Parallèlement, en octobre 2024, Yin Lichuan a publié une sélection de 70 poèmes écrits à partir de 2000, y compris pendant qu’elle travaillait sur ses films : « Les bonnes intentions d’un salaud » (《混蛋的好心》).

 

   

Les bonnes intentions d’un salaud

 


 

Traductions en anglais

 

- Poems, tr. Maghiel van Crevel, The Drunken Boat, Spring/Summer 2006

- Poems by Yin Lichuan, tr. Steve Bradbury, Jacket2, 2011

En ligne : https://jacket2.org/poems/poems-yin-lichuan

- Karma, selected poems in bilingual edition, tr. Fiona Sze-Lorrain, Tolsun Books, 2020.

  (malheureusement épuisé et introuvable)

 


 

Traduction en français

 

Comment m’est venue ma philosophie de la vie, recueil de nouvelles, trad. Hélène Oskanian, éd. Philippe Picquier, 2006.


 

[1] Revue littéraire bimensuelle du Hunan créée en 1980.

[2] Selon Joanna Krenz, « Making Names and Saving Names  » (In Search of Singularity, Brill, 2022, chap. 5)

L’article était sur le site de l’université de Wuhan mais a été supprimé.

[3] Littéralement : de qui me viennent mes principes de vie ? de qui est-ce que je tiens la raison de mon existence ?
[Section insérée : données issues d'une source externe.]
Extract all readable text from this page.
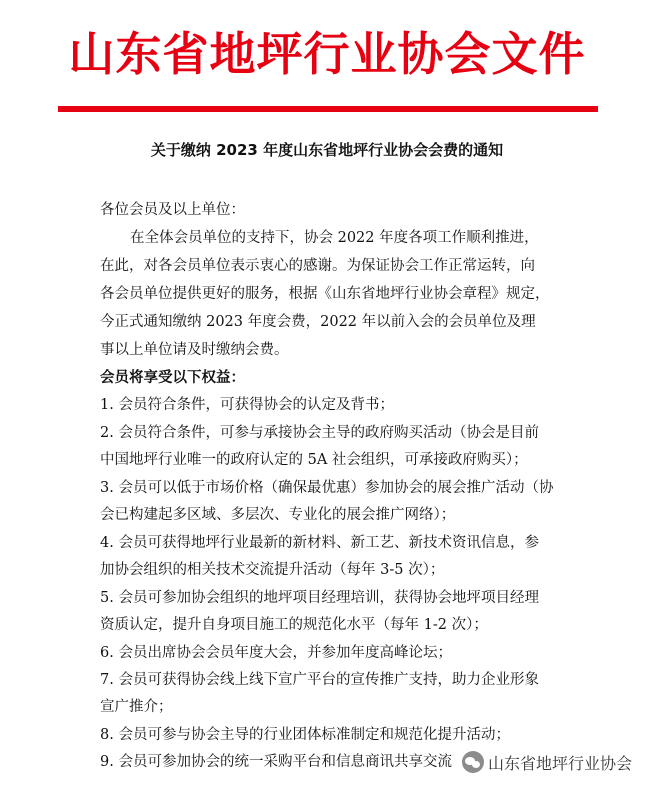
山东省地坪行业协会文件
关于缴纳 2023 年度山东省地坪行业协会会费的通知
各位会员及以上单位：
在全体会员单位的支持下，协会 2022 年度各项工作顺利推进，
在此，对各会员单位表示衷心的感谢。为保证协会工作正常运转，向
各会员单位提供更好的服务，根据《山东省地坪行业协会章程》规定，
今正式通知缴纳 2023 年度会费，2022 年以前入会的会员单位及理
事以上单位请及时缴纳会费。
会员将享受以下权益：
1. 会员符合条件，可获得协会的认定及背书；
2. 会员符合条件，可参与承接协会主导的政府购买活动（协会是目前
中国地坪行业唯一的政府认定的 5A 社会组织，可承接政府购买）；
3. 会员可以低于市场价格（确保最优惠）参加协会的展会推广活动（协
会已构建起多区域、多层次、专业化的展会推广网络）；
4. 会员可获得地坪行业最新的新材料、新工艺、新技术资讯信息，参
加协会组织的相关技术交流提升活动（每年 3-5 次）；
5. 会员可参加协会组织的地坪项目经理培训，获得协会地坪项目经理
资质认定，提升自身项目施工的规范化水平（每年 1-2 次）；
6. 会员出席协会会员年度大会，并参加年度高峰论坛；
7. 会员可获得协会线上线下宣广平台的宣传推广支持，助力企业形象
宣广推介；
8. 会员可参与协会主导的行业团体标准制定和规范化提升活动；
9. 会员可参加协会的统一采购平台和信息商讯共享交流 山东省地坪行业协会
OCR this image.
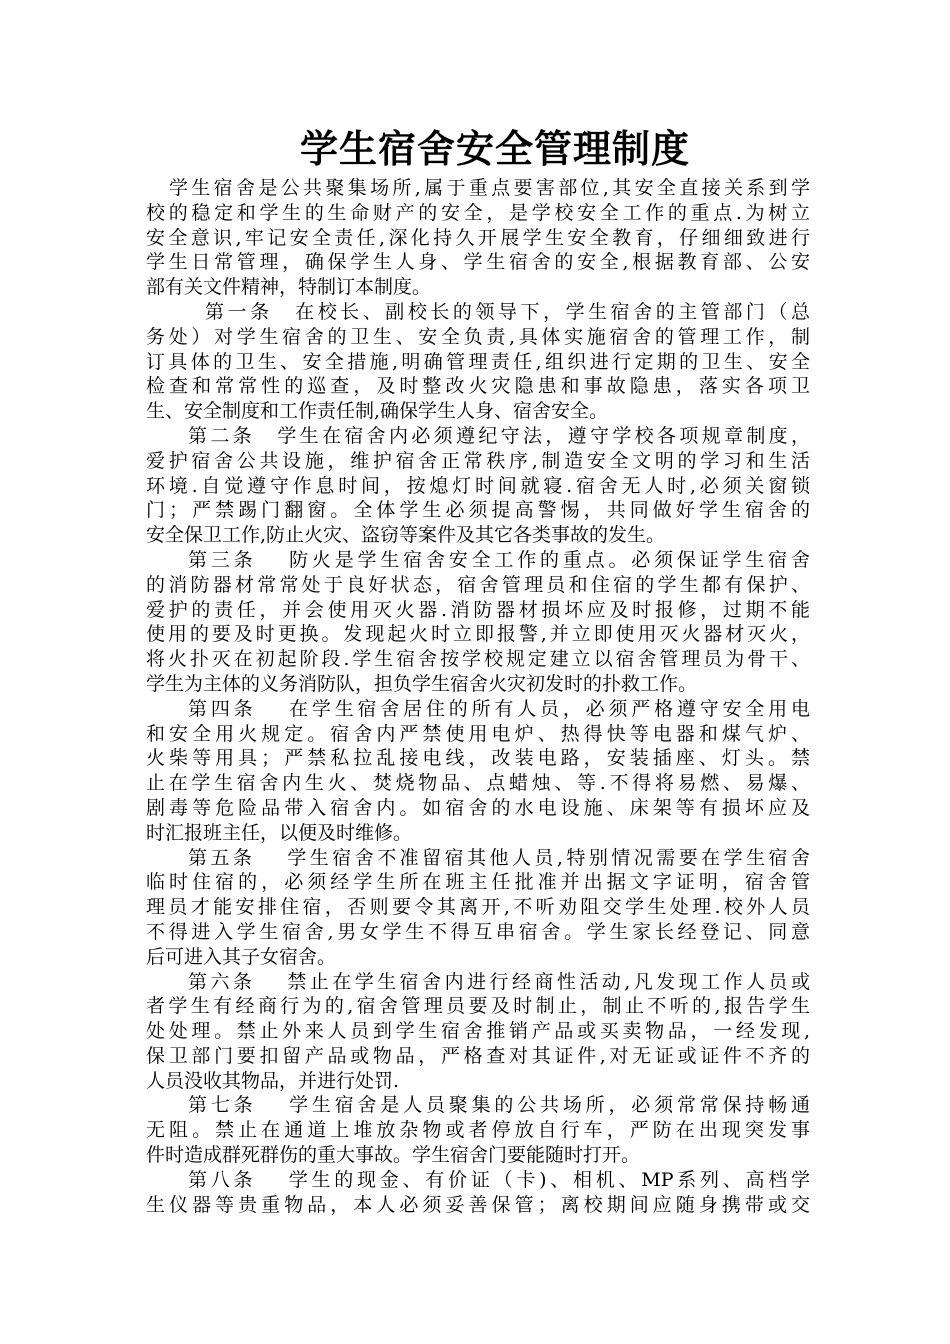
学生宿舍安全管理制度
学生宿舍是公共聚集场所,属于重点要害部位,其安全直接关系到学
校的稳定和学生的生命财产的安全，是学校安全工作的重点.为树立
安全意识,牢记安全责任,深化持久开展学生安全教育，仔细细致进行
学生日常管理，确保学生人身、学生宿舍的安全,根据教育部、公安
部有关文件精神，特制订本制度。
第一条　在校长、副校长的领导下，学生宿舍的主管部门（总
务处）对学生宿舍的卫生、安全负责,具体实施宿舍的管理工作，制
订具体的卫生、安全措施,明确管理责任,组织进行定期的卫生、安全
检查和常常性的巡查，及时整改火灾隐患和事故隐患，落实各项卫
生、安全制度和工作责任制,确保学生人身、宿舍安全。
第二条　学生在宿舍内必须遵纪守法，遵守学校各项规章制度，
爱护宿舍公共设施，维护宿舍正常秩序,制造安全文明的学习和生活
环境.自觉遵守作息时间，按熄灯时间就寝.宿舍无人时,必须关窗锁
门；严禁踢门翻窗。全体学生必须提高警惕，共同做好学生宿舍的
安全保卫工作,防止火灾、盗窃等案件及其它各类事故的发生。
第三条　 防火是学生宿舍安全工作的重点。必须保证学生宿舍
的消防器材常常处于良好状态，宿舍管理员和住宿的学生都有保护、
爱护的责任，并会使用灭火器.消防器材损坏应及时报修，过期不能
使用的要及时更换。发现起火时立即报警,并立即使用灭火器材灭火，
将火扑灭在初起阶段.学生宿舍按学校规定建立以宿舍管理员为骨干、
学生为主体的义务消防队，担负学生宿舍火灾初发时的扑救工作。
第四条　 在学生宿舍居住的所有人员，必须严格遵守安全用电
和安全用火规定。宿舍内严禁使用电炉、热得快等电器和煤气炉、
火柴等用具；严禁私拉乱接电线，改装电路，安装插座、灯头。禁
止在学生宿舍内生火、焚烧物品、点蜡烛、等.不得将易燃、易爆、
剧毒等危险品带入宿舍内。如宿舍的水电设施、床架等有损坏应及
时汇报班主任，以便及时维修。
第五条　 学生宿舍不准留宿其他人员,特别情况需要在学生宿舍
临时住宿的，必须经学生所在班主任批准并出据文字证明，宿舍管
理员才能安排住宿，否则要令其离开,不听劝阻交学生处理.校外人员
不得进入学生宿舍,男女学生不得互串宿舍。学生家长经登记、同意
后可进入其子女宿舍。
第六条　 禁止在学生宿舍内进行经商性活动,凡发现工作人员或
者学生有经商行为的,宿舍管理员要及时制止，制止不听的,报告学生
处处理。禁止外来人员到学生宿舍推销产品或买卖物品，一经发现,
保卫部门要扣留产品或物品，严格查对其证件,对无证或证件不齐的
人员没收其物品，并进行处罚.
第七条　 学生宿舍是人员聚集的公共场所，必须常常保持畅通
无阻。禁止在通道上堆放杂物或者停放自行车，严防在出现突发事
件时造成群死群伤的重大事故。学生宿舍门要能随时打开。
第八条　 学生的现金、有价证（卡)、相机、MP系列、高档学
生仪器等贵重物品，本人必须妥善保管；离校期间应随身携带或交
[4] Jiàn signifie d’abord bon marché, et par conséquent misérable, y compris au sens de méprisable. Jiànrén désigne au départ des gens de basse extraction dans les classiques comme le Livre des Rites (《礼记》). Dans le roman de Yin Lichuan, ce sont toutes sortes de marginaux, les exclus du système. Comme les intouchables en Inde (jiànmín 贱民).